Abstract

In mammalian heart muscles, two isoforms of MHC were identified. Small animals carry primarily α-MHC (fast), whereas large animals (e.g., bovines and humans) carry mostly β-MHC (slow), resulting in a large difference in the heart rate. Sprague-Dawley rats, which possess 99% α-MHC in their ventricles, were treated with propylthiouracil to result in 100% β-MHC, as demonstrated by SDS-PAGE. Papillary muscles were dissected, skinned, split into small fibers (90-110 µm diameter), and mounted on experimental apparatus. To understand the functional difference between α-MHC and β-MHC, fibers were activated under intracellular ionic conditions of cardiomyocytes: 5mM ATP, 1mM Mg2+, 8mM phosphate (Pi), 200mM ionic strength, and pH 7.0. These measurements were carried out at 25°C. When steady tension developed, small amplitude sinusoidal length oscillations were applied in the frequency range 0.13-100Hz (corresponding time domain: 1.6-1200 ms), and the effects of Ca2+, Pi, and ATP were studied.

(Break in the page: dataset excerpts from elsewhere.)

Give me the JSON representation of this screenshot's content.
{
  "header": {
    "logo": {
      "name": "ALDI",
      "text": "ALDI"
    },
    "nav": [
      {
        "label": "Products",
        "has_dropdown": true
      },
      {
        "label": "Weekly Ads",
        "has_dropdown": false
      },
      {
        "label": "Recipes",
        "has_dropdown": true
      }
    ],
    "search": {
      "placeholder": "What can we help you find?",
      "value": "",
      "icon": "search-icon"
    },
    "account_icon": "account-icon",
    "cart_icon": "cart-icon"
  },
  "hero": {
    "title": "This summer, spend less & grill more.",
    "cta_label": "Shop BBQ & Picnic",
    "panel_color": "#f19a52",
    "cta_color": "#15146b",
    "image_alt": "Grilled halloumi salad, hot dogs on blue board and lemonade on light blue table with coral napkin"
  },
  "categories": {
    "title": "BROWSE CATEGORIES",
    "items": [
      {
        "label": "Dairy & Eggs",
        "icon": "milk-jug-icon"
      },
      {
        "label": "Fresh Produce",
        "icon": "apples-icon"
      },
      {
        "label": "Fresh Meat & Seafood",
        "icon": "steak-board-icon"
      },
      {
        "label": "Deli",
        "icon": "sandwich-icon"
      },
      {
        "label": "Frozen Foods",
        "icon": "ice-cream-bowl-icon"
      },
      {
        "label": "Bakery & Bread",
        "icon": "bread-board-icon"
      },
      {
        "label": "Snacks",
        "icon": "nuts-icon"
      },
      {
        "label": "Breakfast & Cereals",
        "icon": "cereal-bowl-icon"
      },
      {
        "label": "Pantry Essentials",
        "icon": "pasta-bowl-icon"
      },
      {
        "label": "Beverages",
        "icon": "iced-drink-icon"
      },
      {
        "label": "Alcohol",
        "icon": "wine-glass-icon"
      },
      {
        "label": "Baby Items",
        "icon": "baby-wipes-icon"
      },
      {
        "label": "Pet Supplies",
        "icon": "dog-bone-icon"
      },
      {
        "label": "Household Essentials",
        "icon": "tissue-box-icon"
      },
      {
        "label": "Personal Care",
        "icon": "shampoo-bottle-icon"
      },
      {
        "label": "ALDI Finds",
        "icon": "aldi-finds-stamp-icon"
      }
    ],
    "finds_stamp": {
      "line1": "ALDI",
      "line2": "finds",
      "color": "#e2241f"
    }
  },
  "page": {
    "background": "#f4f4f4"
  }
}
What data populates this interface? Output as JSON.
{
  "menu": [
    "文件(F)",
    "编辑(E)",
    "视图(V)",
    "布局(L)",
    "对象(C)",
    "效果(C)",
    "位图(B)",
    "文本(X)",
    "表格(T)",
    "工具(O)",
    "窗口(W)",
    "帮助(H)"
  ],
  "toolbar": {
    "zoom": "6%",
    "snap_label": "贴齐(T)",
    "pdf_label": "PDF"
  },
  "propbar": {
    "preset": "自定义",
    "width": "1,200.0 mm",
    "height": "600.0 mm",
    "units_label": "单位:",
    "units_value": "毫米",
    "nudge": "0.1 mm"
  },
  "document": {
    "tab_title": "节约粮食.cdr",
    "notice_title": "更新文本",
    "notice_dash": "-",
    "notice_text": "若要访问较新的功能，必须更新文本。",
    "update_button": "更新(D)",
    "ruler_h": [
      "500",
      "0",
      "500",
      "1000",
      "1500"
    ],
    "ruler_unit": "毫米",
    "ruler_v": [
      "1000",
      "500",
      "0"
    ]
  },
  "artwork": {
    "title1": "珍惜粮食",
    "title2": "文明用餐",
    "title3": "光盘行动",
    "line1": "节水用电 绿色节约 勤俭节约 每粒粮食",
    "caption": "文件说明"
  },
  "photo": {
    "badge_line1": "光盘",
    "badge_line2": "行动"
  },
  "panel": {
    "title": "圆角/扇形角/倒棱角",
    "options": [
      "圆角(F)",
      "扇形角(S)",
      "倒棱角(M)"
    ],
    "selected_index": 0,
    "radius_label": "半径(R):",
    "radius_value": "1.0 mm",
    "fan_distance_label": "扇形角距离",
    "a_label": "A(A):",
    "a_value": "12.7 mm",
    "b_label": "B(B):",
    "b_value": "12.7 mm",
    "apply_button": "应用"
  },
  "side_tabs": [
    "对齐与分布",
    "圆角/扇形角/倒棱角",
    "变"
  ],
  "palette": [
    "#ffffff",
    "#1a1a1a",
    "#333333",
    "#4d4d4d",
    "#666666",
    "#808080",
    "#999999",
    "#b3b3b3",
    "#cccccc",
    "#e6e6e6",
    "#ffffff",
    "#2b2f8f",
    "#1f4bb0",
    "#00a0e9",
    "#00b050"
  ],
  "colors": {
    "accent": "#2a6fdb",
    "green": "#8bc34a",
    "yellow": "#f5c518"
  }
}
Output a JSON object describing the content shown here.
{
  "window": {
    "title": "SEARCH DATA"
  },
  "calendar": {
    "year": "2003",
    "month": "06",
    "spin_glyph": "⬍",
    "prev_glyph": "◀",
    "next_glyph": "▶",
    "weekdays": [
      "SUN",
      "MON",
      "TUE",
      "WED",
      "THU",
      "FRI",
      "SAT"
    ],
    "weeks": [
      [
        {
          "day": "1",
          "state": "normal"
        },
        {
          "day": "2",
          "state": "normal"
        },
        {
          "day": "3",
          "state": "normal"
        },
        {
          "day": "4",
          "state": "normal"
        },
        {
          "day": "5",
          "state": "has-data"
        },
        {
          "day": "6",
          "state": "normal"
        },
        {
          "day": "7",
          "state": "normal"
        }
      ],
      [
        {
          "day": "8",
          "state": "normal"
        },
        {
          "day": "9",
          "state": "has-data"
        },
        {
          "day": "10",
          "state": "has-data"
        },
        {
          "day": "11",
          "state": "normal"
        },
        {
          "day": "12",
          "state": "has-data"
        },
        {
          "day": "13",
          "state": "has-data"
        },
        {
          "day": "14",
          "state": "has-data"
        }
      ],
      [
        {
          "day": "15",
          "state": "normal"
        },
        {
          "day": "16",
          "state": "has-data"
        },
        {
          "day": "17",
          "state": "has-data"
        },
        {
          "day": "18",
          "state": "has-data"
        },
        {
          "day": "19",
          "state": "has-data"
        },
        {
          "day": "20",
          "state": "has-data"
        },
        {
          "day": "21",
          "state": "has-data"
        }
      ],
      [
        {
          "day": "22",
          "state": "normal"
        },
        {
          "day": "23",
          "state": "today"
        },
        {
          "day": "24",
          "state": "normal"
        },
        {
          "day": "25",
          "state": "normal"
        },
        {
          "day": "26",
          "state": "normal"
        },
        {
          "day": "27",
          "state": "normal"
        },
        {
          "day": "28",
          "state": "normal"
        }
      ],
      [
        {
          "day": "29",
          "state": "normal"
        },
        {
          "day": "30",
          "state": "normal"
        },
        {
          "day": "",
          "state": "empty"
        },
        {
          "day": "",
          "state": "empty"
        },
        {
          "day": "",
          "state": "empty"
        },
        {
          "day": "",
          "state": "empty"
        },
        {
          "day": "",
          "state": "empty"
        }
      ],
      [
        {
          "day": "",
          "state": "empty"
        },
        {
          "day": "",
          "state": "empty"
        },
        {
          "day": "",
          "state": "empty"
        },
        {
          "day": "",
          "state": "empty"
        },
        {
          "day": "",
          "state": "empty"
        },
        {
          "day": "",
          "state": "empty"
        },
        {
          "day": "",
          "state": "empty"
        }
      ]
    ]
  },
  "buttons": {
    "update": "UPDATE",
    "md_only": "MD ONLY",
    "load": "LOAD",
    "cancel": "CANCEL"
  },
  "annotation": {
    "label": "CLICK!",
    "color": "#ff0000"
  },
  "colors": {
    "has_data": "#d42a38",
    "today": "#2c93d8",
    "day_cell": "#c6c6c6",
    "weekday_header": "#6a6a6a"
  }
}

The results show that Ca2+ sensitivity was slightly less (12%) in β-MHC than α-MHC, while cooperativity was not statistically different. Sinusoidal analysis demonstrated that, in β-MHC containing fibers, K1 (ATP association constant) was greater (1.7x), k2 and k-2 (cross-bridge detachment and its reversal rate constants) were smaller (0.6x); k4 (rate constant of the force-generation step) and k-4 (its reversal step) were smaller (0.75x and 0.25x, respectively), which resulted in greater (3x) K4 (equilibrium constant of the force generation step) than those of α-MHC. There were no differences in K2 (equilibrium constant of the cross-bridge detachment step), K5 (Pi association constant), active tension, or rigor stiffness. Our study also demonstrated that there were no differences in the above mentioned parameters between fibers obtained from left and right ventricles, indicating that there is no difference at the myofilament level in both ventricles.